Why is the universe made of matter?


We live in a universe that's made of matter, rather than antimatter - but why? SuperNEMO is a new experiment looking for a radioactive decay so rare that it's never been seen. It could give us the clue we need to understand the matter-antimatter imbalance - but does it exist at all?

Since 2016, I’ve been working on the SuperNEMO experiment, a new detector that we are building under a mountain in the LSM underground lab, in the French Alps. SuperNEMO is looking for a process called neutrinoless double-beta decay. Double-beta decay is a rare radioactive decay that has been observed in 13 isotopes - where two neutrons in an atomic nucleus decay to protons, producing two electrons and two antineutrinos - tiny, invisible particles of antimatter. Like all known processes in the universe, this creates both matter (electrons) and antimatter (the antineutrinos).

However, there is a theory, popular in the scientific community, that suggests that neutrinos, which are uncharged, might be Majorana particles - in other words, that they might be their own antiparticles. In this case, it should be possible that the double-beta decay could take place producing just the two electrons, with no (anti)neutrinos in the final state. If this process - neutrinoless double-beta decay - was observed, not only would it tell us important information about the nature of the neutrino, but it would be the first observation of a process that creates matter without creating antimatter. This would be huge news - especially since we know that we live in a universe made only of matter, and not of antimatter, but we don’t know how that came about.

Inside the SuperNEMO detector

You can find lots more information about SuperNEMO, and how it looks for neutrinoless double-beta decay, in the SuperNEMO website, which I designed and developed. My main role in the SuperNEMO project is as analysis coordinator, where I work with and advise the students and researchers working on analysis tasks for the experiment. I also sit on the steering and speakers’ committees of the experiment, and the technical and insititutional boards.

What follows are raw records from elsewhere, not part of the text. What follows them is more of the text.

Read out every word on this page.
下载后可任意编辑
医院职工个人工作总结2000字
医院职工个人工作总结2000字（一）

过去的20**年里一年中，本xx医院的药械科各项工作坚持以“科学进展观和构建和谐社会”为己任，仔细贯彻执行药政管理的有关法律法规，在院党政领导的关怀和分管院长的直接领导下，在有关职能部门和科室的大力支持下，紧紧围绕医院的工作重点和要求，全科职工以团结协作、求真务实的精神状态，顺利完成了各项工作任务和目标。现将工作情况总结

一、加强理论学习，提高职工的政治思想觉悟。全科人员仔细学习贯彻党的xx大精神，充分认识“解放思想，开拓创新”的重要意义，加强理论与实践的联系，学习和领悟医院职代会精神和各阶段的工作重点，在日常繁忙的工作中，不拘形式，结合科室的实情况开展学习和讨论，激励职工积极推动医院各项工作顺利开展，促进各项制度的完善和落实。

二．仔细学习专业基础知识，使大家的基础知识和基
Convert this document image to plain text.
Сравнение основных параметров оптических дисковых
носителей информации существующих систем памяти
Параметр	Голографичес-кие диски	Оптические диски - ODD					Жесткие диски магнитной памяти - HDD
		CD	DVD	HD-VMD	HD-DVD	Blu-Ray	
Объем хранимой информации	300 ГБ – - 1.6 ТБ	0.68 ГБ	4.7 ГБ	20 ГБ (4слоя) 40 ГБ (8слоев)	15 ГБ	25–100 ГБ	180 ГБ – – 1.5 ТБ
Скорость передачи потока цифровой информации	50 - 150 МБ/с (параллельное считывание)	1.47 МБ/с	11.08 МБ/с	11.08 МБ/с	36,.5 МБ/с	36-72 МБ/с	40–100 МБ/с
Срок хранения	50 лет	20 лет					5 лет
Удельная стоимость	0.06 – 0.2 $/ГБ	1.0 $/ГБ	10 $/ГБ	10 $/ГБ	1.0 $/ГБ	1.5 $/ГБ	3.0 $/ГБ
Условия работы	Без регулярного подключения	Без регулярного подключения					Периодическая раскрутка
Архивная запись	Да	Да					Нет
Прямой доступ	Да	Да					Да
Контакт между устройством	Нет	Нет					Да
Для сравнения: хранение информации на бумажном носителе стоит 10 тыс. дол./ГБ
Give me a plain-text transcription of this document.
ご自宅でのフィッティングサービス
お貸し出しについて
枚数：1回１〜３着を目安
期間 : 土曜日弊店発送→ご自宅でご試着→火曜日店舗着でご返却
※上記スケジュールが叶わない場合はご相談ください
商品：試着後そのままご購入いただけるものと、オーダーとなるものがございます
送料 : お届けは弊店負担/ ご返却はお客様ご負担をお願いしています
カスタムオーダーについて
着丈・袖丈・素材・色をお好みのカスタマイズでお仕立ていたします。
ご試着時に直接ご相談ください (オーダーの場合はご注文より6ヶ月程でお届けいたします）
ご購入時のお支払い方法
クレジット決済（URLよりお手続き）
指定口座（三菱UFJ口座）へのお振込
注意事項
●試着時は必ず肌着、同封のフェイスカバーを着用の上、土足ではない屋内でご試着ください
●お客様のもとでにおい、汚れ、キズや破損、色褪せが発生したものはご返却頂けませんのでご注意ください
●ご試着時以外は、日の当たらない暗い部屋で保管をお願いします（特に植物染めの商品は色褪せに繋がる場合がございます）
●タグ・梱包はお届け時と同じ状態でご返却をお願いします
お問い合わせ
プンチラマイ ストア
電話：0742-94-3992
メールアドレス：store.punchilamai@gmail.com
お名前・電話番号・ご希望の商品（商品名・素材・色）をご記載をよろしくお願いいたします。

I have also taken many trips to the LSM, where I have been heavily involved in the installation of SuperNEMO’s fine-grained tracker. This is key to SuperNEMO’s unique ability to not only measure particle energies, but to track the trajectories and momenta of the individual particles in a decay event. With this extra power, SuperNEMO will be able to tell not only whether a neutrinoless double-beta decay happened, but how it happened. By looking at the topologies of the Standard Model double-beta decays, we can also learn about the nuclear processes that govern the decays - the possiblities are really unique and exciting!